Même quand l’argent récupéré va aux services publics, c’est pour nous obliger, nous agents à travailler mal, à faire de l’inutile au bien commun, à faire du nuisible. Il est donc légitime de se poser la question : payer des impôts pour quoi faire ? Pour se faire opprimer ? Il est légitime que nos semblables répudient l’impôt, cherchent à en payer le moins possible, interrogent nos agents avec cette question des moins anodines quand on leur renseigne qu’il existe deux régimes fiscaux pour taxer tel ou tel revenu : « c’est le quoi le plus intéressant ? ». Putain vous me faites tous chier avec cette question de bourge !

Oui la fiscalité est injuste et nous voulons que « les gros paient gros et que les petits paient petit » mais pas seulement.

Plus que la question de la redistribution, la démocratie économique perce au sein de nos organisations militantes et je suis content d’en faire le constat. Oui la fiscalité est injuste et nous voulons que « les gros paient gros et que les petits paient petit » mais pas seulement. Si nous instaurons des conseils de citoyens, des assemblées, des délégations par tirage au sort, des mandats impératifs, des référendums, pour décider « à quoi servent nos impôts », il n’y aura alors plus besoin de communication gouvernementale pour savoir à quoi ils servent. Et plus encore, interroger le financement de l’économie dans sa globalité, des administrations et des entreprises. 

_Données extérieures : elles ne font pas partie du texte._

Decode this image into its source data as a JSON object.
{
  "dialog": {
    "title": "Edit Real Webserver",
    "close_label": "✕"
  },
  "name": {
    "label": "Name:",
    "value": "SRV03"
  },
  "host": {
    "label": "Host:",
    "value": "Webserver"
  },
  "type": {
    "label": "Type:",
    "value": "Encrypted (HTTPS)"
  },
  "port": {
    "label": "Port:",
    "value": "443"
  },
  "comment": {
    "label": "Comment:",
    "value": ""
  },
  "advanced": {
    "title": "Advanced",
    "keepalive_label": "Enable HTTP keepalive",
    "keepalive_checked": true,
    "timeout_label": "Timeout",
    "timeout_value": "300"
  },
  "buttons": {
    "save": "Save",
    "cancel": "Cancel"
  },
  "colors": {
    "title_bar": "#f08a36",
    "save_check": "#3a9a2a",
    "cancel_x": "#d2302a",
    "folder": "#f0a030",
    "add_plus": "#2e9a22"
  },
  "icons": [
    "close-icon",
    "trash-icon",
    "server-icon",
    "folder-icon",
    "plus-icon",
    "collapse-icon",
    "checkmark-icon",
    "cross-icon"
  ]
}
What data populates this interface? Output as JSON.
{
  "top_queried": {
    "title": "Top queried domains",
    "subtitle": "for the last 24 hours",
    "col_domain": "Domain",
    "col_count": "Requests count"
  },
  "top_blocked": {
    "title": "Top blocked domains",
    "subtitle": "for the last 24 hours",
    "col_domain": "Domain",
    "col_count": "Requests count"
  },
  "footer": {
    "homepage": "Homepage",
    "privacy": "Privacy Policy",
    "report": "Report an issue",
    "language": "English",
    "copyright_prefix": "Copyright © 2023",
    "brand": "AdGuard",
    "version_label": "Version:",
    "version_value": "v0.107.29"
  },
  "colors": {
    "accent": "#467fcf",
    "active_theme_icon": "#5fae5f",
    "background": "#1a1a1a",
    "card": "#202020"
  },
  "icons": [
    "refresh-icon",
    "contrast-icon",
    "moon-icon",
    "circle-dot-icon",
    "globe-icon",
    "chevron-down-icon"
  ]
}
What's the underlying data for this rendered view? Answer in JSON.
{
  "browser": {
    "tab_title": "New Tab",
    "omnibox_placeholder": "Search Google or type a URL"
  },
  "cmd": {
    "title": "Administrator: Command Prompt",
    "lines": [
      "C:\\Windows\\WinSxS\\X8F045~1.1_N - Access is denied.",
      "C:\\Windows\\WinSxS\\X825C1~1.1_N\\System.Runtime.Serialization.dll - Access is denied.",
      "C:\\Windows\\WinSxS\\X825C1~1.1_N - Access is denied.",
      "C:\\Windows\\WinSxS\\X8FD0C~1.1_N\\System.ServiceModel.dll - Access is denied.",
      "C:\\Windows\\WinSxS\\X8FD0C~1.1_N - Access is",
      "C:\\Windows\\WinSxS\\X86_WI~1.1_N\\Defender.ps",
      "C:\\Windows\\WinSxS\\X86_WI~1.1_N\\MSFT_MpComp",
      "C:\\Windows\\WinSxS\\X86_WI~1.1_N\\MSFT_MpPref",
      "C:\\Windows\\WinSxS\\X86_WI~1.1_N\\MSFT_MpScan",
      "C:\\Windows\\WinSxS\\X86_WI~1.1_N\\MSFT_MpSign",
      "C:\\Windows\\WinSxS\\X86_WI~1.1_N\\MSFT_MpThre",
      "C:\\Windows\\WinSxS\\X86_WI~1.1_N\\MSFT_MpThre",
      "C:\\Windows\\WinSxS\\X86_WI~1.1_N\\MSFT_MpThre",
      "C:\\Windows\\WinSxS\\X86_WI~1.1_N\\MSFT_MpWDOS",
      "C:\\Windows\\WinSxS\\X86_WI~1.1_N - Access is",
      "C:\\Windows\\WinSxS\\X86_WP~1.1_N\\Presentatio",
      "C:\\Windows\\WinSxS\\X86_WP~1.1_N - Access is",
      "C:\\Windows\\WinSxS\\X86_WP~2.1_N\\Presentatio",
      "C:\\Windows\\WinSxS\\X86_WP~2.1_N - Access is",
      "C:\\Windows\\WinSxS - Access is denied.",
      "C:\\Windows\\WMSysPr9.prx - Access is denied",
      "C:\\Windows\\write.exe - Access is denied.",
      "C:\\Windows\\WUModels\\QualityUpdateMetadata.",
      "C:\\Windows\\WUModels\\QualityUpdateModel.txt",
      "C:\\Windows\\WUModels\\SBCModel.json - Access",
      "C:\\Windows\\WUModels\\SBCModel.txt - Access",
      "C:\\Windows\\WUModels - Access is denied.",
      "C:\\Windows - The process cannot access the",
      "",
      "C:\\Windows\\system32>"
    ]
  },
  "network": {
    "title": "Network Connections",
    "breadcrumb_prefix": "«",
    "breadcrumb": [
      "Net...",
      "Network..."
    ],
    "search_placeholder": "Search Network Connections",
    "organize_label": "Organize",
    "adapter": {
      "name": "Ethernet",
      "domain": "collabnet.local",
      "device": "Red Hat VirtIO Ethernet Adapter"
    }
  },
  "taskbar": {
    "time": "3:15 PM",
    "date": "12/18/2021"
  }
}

Quoi qu’il en soit, si l’on souhaite que l’argent aille où l’on veut, il faut en conséquence prioriser l’institution de notre pouvoir collectif en toutes circonstances. C’est la condition qui détermine toutes les autres. C’est une question de survie sinon on passera notre temps à prendre dans la poche gauche du capital pour que les technocrates y remettent le tout dans sa poche droite, avec notre sang en prime.